In his judgment, Mr. Justice Snowden noted:
- The explanatory statement should describe how different groups of creditors and any other relevant stakeholders are treated under the scheme and any wider restructuring process, in order that creditors can reach an informed view as to whether the losses which have been suffered and the available value are being appropriately allocated between stakeholder groups.
- If certain creditors would rank pari passu in an insolvency, but are treated differently under the scheme, or if some of those creditors are left out of the scheme and are not subject to a compromise under the scheme, this should be fully disclosed and explained.
- Any underlying assumptions and valuation methodologies should be clearly explained, so that creditors can reasonably assess whether the allocation of losses and the division of benefits among stakeholders is appropriate and fair.
- Any financial and commercial interests of the directors should be fully disclosed.
- The advice or opinion of any independent advisor or expert should be accompanied by full disclosure of the identity of the relevant advisor or expert, the terms and methodologies upon which the relevant advice or opinion was prepared, and whether or not such person(s) are prepared to accept responsibility (and therefore owe a duty of care) to the scheme creditors.

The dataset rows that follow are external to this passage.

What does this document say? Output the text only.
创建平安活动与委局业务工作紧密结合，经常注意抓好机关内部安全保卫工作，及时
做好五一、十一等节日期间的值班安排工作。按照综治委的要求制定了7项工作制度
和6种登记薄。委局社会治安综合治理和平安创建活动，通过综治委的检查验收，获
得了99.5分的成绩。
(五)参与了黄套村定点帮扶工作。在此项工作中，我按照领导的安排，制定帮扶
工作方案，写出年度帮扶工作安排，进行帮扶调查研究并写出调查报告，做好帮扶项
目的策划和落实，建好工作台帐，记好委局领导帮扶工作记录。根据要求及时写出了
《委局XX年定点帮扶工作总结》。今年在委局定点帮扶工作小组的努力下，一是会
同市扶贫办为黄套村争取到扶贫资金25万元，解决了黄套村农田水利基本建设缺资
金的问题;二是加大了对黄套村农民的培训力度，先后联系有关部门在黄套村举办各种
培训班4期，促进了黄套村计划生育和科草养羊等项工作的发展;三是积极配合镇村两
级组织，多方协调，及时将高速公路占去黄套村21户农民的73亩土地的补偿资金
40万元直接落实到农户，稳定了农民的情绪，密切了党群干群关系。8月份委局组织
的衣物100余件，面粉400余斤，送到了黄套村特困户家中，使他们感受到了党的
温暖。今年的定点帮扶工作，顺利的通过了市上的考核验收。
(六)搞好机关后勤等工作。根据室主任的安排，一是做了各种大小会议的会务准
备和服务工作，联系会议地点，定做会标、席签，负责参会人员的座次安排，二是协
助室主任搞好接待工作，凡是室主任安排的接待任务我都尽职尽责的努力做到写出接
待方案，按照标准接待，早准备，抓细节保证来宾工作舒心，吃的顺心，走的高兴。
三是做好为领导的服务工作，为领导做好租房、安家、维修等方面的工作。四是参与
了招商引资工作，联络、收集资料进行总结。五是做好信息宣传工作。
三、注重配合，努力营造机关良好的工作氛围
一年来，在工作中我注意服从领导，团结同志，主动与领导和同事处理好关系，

Justice Snowden made certain observations in his judgment in relation to lock-up agreements, and the payment of associated lock-up fees. It is commonplace for a company to use a lock-up agreement to seek significant creditor support before commencing a scheme process. If a creditor accedes to a lock-up agreement, it agrees, subject to certain conditions, to support the proposed scheme, and a lock-up fee is often offered as consideration for a creditor’s support.
Justice Snowden noted that scheme creditors may receive differing levels of information in relation to the relevant business and the scheme, depending on whether such creditor accedes to a lock-up agreement, and if it does accede, when it becomes a party to the agreement. For example, creditors involved in preliminary negotiations and amongst the initial parties to the agreement could receive differing information to those who accede later. Further issues can arise once the scheme process is launched, as certain creditors may have agreed to support the scheme on the basis of more, or less, information than is contained in the explanatory statement and scheme document. The judge questioned whether the payment of lock-up fees should result in the court ordering that creditors who had received the fee should be placed into a separate class.